Pada hari Kamis, militer Pakistan mengumumkan pencapaian besar setelah berhasil menetralkan serangan udara oleh drone kamikaze buatan Israel. Serangan ini dilakukan oleh pihak India sebagai bagian dari pertempuran terbaru antara kedua negara. Sebanyak 25 drone Harop berhasil ditembak jatuh sebelum mencapai target mereka di selurut wilayah Pakistan. Salah satu drone tersebut berhasil mencapai lokasi militer dekat Lahore, menyebabkan korban luka dan kerusakan signifikan.
Dalam pernyataan resmi, militer Pakistan menjelaskan bahwa serangan ini menggunakan teknologi maju berupa drone Harop, yang dikembangkan oleh Divisi Rudal MBT Industri Dirgantara Israel (IAI). Pesawat nirawak ini dirancang untuk mampu terbang rendah serta melacak dan menyerang target penting dengan presisi tinggi. Kemampuan otonomnya memungkinkan drone tersebut bekerja tanpa intervensi langsung manusia, membuatnya kontroversial dalam diskusi tentang hukum humaniter internasional.
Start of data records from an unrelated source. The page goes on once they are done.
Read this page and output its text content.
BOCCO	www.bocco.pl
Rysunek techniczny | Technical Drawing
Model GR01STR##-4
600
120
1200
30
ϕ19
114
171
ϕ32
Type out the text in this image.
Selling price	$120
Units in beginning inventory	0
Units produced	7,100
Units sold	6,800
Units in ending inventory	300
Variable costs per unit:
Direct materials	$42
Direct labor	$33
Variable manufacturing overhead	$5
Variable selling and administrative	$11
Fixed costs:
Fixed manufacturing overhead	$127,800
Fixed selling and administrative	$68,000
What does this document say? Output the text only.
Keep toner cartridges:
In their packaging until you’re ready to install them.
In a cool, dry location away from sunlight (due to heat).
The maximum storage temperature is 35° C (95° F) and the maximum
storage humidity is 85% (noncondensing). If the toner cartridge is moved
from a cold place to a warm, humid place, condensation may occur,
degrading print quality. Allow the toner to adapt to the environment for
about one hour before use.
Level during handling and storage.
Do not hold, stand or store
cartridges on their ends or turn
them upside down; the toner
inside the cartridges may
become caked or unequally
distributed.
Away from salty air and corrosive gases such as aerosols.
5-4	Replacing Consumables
Surat kabar lokal Dawn melaporkan bahwa drone Harop adalah senjata canggih yang dapat dioperasikan secara manual atau otonom. Teknologi ini memungkinkan pesawat terbang rendah di atas medan perang dan melakukan serangan berdasarkan instruksi operator. Namun, penggunaannya telah memicu pertanyaan etis dan legalitas, terutama karena kemampuan drone untuk menentukan target sendiri tanpa campur tangan langsung dari pengendali.
India, dalam beberapa tahun terakhir, telah menjadi pelanggan utama produk militer Israel. Menurut laporan, negara tersebut telah mengimpor perangkat keras militer senilai USD2,9 miliar, termasuk drone pengintai, drone tempur, dan rudal. Investasi ini menunjukkan komitmen India terhadap modernisasi alutsista mereka, meskipun hal ini juga memperkuat ketegangan regional.
Kesuksesan Pakistan dalam menembak jatuh sebagian besar drone Harop menunjukkan efektivitas sistem pertahanan udara mereka. Meski demikian, insiden ini menyoroti ancaman baru dalam perang modern, di mana teknologi otonom seperti drone kamikaze bisa menjadi sumber konflik yang lebih rumit. Ancaman ini juga menuntut adanya evaluasi ulang terhadap regulasi internasional terkait penggunaan senjata otonom yang mematikan.